This repo provides a template for implementing the model-based enrichment (MBE) approach from the paper
A. Busia and J. Listgarten. MBE: Model-based enrichment estimation and prediction for differential sequencing data. Genome Biology, 2023.
using standard Python machine learning (ML) libraries.
Note that, because MBE is classifier-based, it can be implemented using any standard ML package that implements probabilistic classifiers. This package provides a standard MBEModel
compatible with models implemented by several standard Python libraries, and its usage is demonstrated with scikit-learn
in sklearn_example.py
which run a simple MBE estimation analysis given a CSV of sequences and sequencing counts. This package also provides an adaptation of the base MBEModel
compatible with any ML classifier implemented using TensorFlow, which (1) allows MBE to make use of modern-day neural network models (demonstrated in tf_example.py
) and (2) provides a template for adapting MBEModel
to a specific ML library of your choice. For specific examples of some TensorFlow classifier architectures, see the source code from the paper: https://github.com/apbusia/selection_dre
MBE can be implemented using any probabilistic classifier, classifier_model
, of choice. The base MBEModel
can be used to train any underlying classifier_model
with fit
and predict_log_proba
methods, such as scikit-learn models:
from model_based_enrichment import model_based_enrichment as mbe
mbe_model = mbe.MBEModel(classifier_model)

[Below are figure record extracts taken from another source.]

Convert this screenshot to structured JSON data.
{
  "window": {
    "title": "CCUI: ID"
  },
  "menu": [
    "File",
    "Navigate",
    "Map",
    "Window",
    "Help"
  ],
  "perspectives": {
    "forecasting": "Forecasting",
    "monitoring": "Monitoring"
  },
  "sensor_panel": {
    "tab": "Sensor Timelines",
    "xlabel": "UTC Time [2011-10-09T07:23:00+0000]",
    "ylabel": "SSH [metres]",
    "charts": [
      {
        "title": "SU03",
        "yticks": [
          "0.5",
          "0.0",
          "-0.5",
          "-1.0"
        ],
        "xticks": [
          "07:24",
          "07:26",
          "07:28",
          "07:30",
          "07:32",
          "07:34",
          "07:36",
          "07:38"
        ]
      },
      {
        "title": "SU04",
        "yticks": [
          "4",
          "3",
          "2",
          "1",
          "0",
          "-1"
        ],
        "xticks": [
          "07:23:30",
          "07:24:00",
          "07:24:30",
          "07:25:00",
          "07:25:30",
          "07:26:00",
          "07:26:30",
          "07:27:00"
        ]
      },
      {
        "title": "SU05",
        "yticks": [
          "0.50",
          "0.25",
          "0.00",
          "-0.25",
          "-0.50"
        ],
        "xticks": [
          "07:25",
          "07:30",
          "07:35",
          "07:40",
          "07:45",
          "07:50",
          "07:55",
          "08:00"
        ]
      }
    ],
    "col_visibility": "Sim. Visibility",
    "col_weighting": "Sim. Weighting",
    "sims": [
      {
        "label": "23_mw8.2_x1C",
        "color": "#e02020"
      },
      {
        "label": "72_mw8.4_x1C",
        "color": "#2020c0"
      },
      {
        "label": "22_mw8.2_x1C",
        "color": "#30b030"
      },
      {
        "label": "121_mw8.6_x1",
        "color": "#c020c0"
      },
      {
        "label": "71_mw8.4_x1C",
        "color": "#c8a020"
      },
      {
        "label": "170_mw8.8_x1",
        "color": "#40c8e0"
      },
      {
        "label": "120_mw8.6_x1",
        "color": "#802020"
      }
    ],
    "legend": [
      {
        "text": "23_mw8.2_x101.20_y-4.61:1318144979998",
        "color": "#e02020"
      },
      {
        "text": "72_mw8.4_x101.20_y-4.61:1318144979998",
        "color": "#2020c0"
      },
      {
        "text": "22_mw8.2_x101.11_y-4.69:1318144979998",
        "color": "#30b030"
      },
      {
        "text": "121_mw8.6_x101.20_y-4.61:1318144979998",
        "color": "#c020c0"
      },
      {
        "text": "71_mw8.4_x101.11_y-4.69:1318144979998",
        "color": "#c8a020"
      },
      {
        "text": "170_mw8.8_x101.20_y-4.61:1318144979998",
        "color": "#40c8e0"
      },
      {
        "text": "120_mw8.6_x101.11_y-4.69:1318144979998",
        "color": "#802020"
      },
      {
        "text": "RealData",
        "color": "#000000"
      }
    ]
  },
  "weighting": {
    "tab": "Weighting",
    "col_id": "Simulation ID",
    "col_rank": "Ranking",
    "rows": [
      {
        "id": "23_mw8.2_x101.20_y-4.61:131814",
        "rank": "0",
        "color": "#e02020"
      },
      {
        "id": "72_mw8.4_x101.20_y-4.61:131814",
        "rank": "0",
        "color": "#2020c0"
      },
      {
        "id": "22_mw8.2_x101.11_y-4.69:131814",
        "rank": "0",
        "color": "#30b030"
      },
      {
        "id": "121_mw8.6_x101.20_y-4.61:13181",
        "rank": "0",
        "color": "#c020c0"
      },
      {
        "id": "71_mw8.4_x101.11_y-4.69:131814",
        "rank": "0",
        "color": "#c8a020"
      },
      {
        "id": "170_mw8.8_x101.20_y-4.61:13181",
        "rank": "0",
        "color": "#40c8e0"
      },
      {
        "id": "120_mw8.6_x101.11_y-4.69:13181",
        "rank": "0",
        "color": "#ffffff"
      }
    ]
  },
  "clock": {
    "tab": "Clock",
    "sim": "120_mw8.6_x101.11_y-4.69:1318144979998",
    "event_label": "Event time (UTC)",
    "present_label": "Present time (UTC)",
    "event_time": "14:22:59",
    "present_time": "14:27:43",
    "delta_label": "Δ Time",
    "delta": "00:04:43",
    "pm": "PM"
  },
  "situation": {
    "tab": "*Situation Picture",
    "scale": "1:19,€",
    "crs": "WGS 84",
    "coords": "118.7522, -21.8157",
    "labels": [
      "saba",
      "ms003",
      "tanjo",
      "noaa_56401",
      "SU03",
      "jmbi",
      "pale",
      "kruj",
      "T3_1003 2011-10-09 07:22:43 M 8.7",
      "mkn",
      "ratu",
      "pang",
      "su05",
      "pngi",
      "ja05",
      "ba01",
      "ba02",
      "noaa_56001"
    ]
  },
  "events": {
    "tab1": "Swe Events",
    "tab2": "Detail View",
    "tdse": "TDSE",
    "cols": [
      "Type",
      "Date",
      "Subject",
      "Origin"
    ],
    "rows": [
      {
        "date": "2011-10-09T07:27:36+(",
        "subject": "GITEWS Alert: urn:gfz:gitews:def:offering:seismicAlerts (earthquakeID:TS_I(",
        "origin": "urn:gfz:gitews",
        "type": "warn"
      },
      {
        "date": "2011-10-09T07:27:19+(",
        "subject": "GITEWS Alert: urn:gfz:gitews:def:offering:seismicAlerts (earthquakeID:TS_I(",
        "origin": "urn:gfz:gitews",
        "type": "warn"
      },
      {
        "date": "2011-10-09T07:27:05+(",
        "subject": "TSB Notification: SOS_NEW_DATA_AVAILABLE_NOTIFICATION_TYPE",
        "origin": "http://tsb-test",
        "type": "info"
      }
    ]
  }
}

# sequences is a list of the N unique observed read sequences in the sequencing dataset.
# counts is a (n_unique_sequences, n_conditions) matrix of observed read counts.
mbe_model.fit(sequences, counts)
This workflow can easily be adapted to run MBE with different classifier_model
models using MBEModel
as a base class; see e.g. MBETensorflowModel
.
Once the underlying probabilistic classifier has been trained, MBE can be used to predict the log-enrichment of unobserved sequences and estimate the log-enrichment of observed sequences:
predictions = mbe_model.log_enrichment(sequences) # sequences is a list of sequences to evaluate.